Somando isso tudo a origem da palavra Ostar / Eostre do proto-germânico era Austrôn que significa Oriental ou Leste, percebe-se que Ostara trata-se da lua cheia antes do nascimento do Sol ao LESTE que marca o equinócio vernal (vale a nota de que os antigos povos germânicos consideravam apenas duas estações: inverno e verão).

Uma curiosidade interessante é que os indo-europeus (e provavelmente os proto-germânicos também) sempre rezavam voltados para o leste, porque é aí que o sol nasce, então o nome Ostara ("O oriental") pode ser um kenning¹ para uma deusa que era adorada dessa maneira.

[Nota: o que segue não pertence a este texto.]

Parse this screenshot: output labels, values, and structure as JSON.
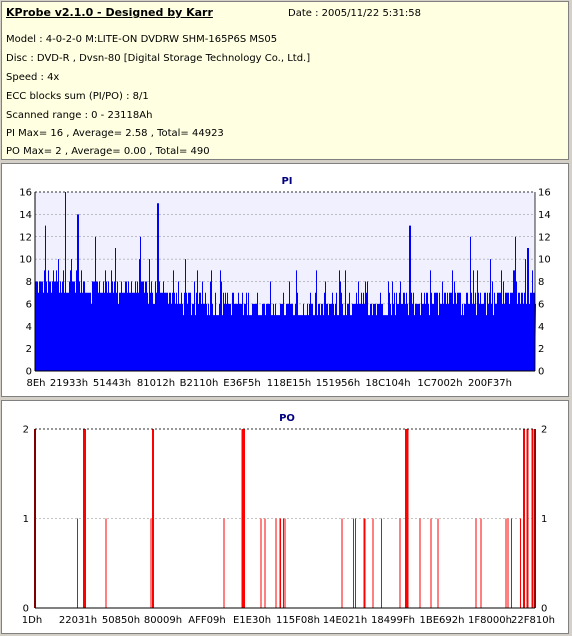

Como a Lua de Ostar marcava o início do verão / primavera (conforme já explicado anteriormente) e, com isso, o fim do frio e o florescimento da natureza, não é difícil associar Ostar a um kenning de uma deusa da fertilidade.

Em suma, Ostara para os antigos germânicos era a lua que antecedia ao equinócio vernal e não uma deusa ou mesmo uma festividade. Com a luz do estudo das fontes fica claro que o praticante do paganismo germânico nos dias de hoje deveria celebrar o Sigrblót (este sim largamente evidenciado) do que um festival estrageiro a esta visão de mundo.

Fontes

1 . Beda, O Venerável – De Temporum Ratione

https://katab.asia/special/De_temporum_ratione.pdf

2 - Einhard - Vita Karoli Magni

https://docero.com.br/doc/s18x1e

3 - Snorri Sturluson - Heimskringla 

https://www.gutenberg.org/files/598/598-h/598-h.htm

4 - Heliand

http://www.hieronymus.us.com/latinweb/Mediaevum/Heliand.htm

5- Rober Sass - Eostre (Ostara) is NOT a Norse or Saxon Goddess

https://www.aldsidu.com/post/eostre-ostara-is-not-a-norse-or-saxon-goddess


1 - Kenning: Kenning, na literatura medieval da Escandinávia, é uma figura de linguagem poética em que perífrases são feitas através de composições. Na sua forma mais simples, compreende dois termos, um dos quais é relacionado com o segundo formando um significado que nenhum dos termos possui individualmente.